Silvia Romano è stata sequestrata più di cento giorni fa in un piccolo villaggio del Kenya, Chakama, a soli 80 km dalla Malindi di Briatore & company. Qui la ragazza svolgeva un'attività di volontariato con la ong Africa Milele. Silvia si occupava in particolare dei bambini del villaggio e non aveva paura, perché voleva vivere nel mondo libera, seppur donna, seppur giovane.

Più di cento giorni sono passati e le ultime notizie ufficiali risalgono al 21 gennaio. Dopo i primi momenti di frenetiche informazioni di lei ci si è completamente dimenticati. Il 21 gennaio, le autorità kenyote hanno fatto sapere che secondo loro la ragazza è ancora viva e sarebbe rimasta sempre in Kenya. Da lì in avanti la strategia del silenzio. Anche se, dalle pagine di Open emergerebbe un'indiscrezione di pochi giorni fa che vorrebbe la ragazza condotta in Somalia.

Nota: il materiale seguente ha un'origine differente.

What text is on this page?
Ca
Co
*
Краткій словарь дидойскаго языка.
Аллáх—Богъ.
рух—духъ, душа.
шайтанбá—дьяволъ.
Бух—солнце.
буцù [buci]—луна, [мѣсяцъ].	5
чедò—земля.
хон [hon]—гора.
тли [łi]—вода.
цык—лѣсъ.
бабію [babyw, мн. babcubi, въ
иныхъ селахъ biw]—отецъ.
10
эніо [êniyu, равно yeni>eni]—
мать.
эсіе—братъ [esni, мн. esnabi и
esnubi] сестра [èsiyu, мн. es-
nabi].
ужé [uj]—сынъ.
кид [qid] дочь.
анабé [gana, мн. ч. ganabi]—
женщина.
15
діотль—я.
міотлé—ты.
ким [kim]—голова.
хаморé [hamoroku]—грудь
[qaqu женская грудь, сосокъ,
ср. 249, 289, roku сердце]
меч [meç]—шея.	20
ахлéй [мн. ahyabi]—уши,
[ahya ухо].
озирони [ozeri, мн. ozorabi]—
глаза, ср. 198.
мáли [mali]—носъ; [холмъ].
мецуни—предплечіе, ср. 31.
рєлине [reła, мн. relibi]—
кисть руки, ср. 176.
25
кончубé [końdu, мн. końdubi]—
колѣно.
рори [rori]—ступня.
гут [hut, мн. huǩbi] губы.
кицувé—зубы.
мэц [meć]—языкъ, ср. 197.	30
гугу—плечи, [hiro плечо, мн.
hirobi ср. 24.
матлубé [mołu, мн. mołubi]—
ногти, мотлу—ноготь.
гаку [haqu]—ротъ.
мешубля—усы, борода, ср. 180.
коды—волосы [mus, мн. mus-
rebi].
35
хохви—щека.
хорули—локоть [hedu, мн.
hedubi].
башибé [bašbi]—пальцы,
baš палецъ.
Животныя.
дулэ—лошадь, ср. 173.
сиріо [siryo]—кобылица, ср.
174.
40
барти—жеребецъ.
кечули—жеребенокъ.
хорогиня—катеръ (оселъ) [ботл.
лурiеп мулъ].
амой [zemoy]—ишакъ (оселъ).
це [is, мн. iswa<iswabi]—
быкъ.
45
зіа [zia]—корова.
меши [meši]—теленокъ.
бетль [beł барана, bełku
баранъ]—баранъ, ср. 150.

La strategia del silenzio della Farnesina

Un modus operandi diplomaticamente corretto da parte delle autorità competenti italiane e kenyote, perché da questo potrebbe dipendere la trattativa che potrebbe riportare Silvia tra le braccia dei suoi cari e nel suo paese, l'Italia.

Questa storia del resto inizialmente credevano si risolvesse in pochi giorni. In seguito si è probabilmente complicata per il passaggio della sequestrata nelle mani dei terroristi islamisti di al-Shabaab, anche se la notizia non è mai stata confermata. Sono stati setacciate le grandi foreste di Boni,1350 km quadrati ma di lei nessuna traccia.

Dall'ottimismo iniziale si è giunti al silenzio, un silenzio che comincia a fare male, a chi ha a cuore la vicenda e pensa che non vi sia colpa nell'essere rapite. La Farnesina parla di 'stretto riserbo nel solo interesse della connazionale' e, come spiegato prima, dal lato istituzionale è una giusta condotta.

Ma Silvia è scomparsa due volte: dal villaggio dove viveva e lavorava in Kenya e dai media, dal cuore degli italiani.

Ed è l'indifferenza della gente, più che le strategie delle forze dell'ordine che fa riflettere.

Una indifferenza verso la sorte di Silvia che si evince anche dai social: poca solidarietà, poche pagine a suo favore e addirittura molte persone su facebook hanno 'incolpato' la ragazza di essersi avventurata in quelle terre, come se il voler far volontariato fosse una colpa. Altri si sono addirittura lamentati del fatto che 'dovrà essere l'Italia, quindi noi con le tasse che paghiamo, a risolvere il problema causato da questa ragazza'.

Nel giorno della festa della donna io voglio pensare proprio a Silvia Romano che forse merita le venga chiesto perdono. Perdono da parte di un mondo ancora troppo feroce, e mi riferisco a chi l'ha rapita ma anche a chi, in Italia la critica ferocemente per le sue scelte di vita indipendente, mentre lei lontano dai suoi cari lotta per la sua esistenza. Silvia Romano è una cittadina italiana, ha 23 anni ed una donna che ama la vita e ama aiutare gli altri. Buon 8 marzo.